Yesterday was one of those "ugh" days. It was rainy and messy, and we had kid issues and I had articles that just wouldn't write themselves. By the time the afternoon rolled around and the teenagers got home, I was ready for bed. About 5:30 p.m. someone rang the doorbell. A man was standing on the porch holding this octagonal stained glass window. I was not in the mood for buying anything so I tried to look pleasant when I opened the door. He introduced himself as Noel, and said that he lived in the neighborhood. I kept smiling, waiting for the sales pitch. Noel said he had driven by our house quite a bit (we live on a main drag) and had noticed our octagonal window in the front. I should mention that I never liked that octagonal window, and had thought several times lately that it needed a round stained glass in it. But just as I had decided that, I had also taken a vow of House Decor Poverty. In my efforts to curb the ugly monster of consumerism, I have looked around my house and decided that I have "enough." My walls are aren't blank, we have furniture to sit on and coverings over our windows and full bookshelves. So I decided not to pursue round stained glass. But then here was Noel standing on my front porch, and I was sure he was going to give me a sales pitch that I needed to buy this perfect octagonal stained glass he held in his hand. But that's not what he said. He told me he had purchased this stained glass in Branson, but recently one of his parishioners had given him a stained glass that he had hung in place of this one. "So I thought I would offer it to you." He said, smiling. I'm sorry to tell you what my response was:

"How much?" I asked.

He looked puzzled and held it out to me. "I don't want you to pay me for it. You can have it...if you want it." Honestly, I didn't know how to respond. I was waiting for the catch. But he just stood there holding out the stained glass to me and smiling. I took it.

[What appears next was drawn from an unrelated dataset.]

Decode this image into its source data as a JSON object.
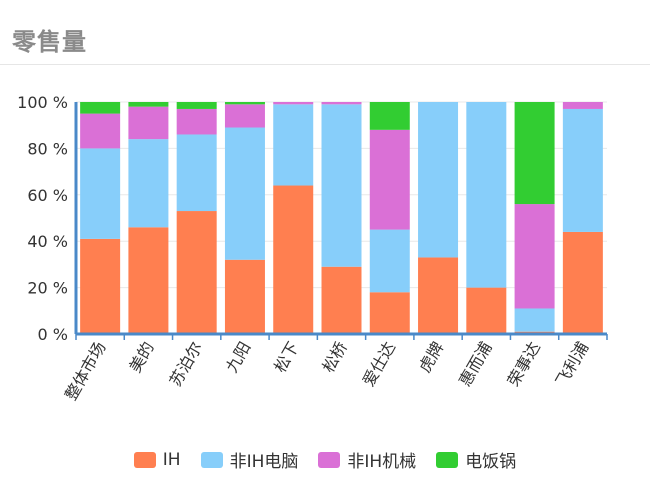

Noel is the former rector at a local Episcopal church not far from our house. Now I don't know if rectors in Episcopalian churches regularly hear from God any more than pastors in Methodist churches. But whether he knows it or not, Reverend Noel listened to God. Every day we have choices to make. We can make the easy choice and put the stained glass in the Goodwill donation box, or the riskier choice of noticing that someone else might have a place for it, and show up at their doorstep out of the blue on a rainy Monday afternoon. If it were me, I think that piece of stained glass would probably be sitting in my Goodwill donation box. I didn't really NEED the stained glass, but I kind of needed a little boost - a gift to remind me that God is near, and loving us through the hearts and hands of other people. I don't have that many serendipitous occurrences in my life, at least not ones that I notice. But God gave me one yesterday and reminded me how something so simple can mean so much. God provides us with all that we need. "Don't fret", Jesus says in the gospel of Matthew, "God knows what you need and he'll provide it for you." That's my paraphrase. So God provided a little something yesterday: a little stained glass and gentle reminder to be a blessing for someone else...even if it's a tad risky.

Thank you Reverend Noel. I'm so grateful that you listened.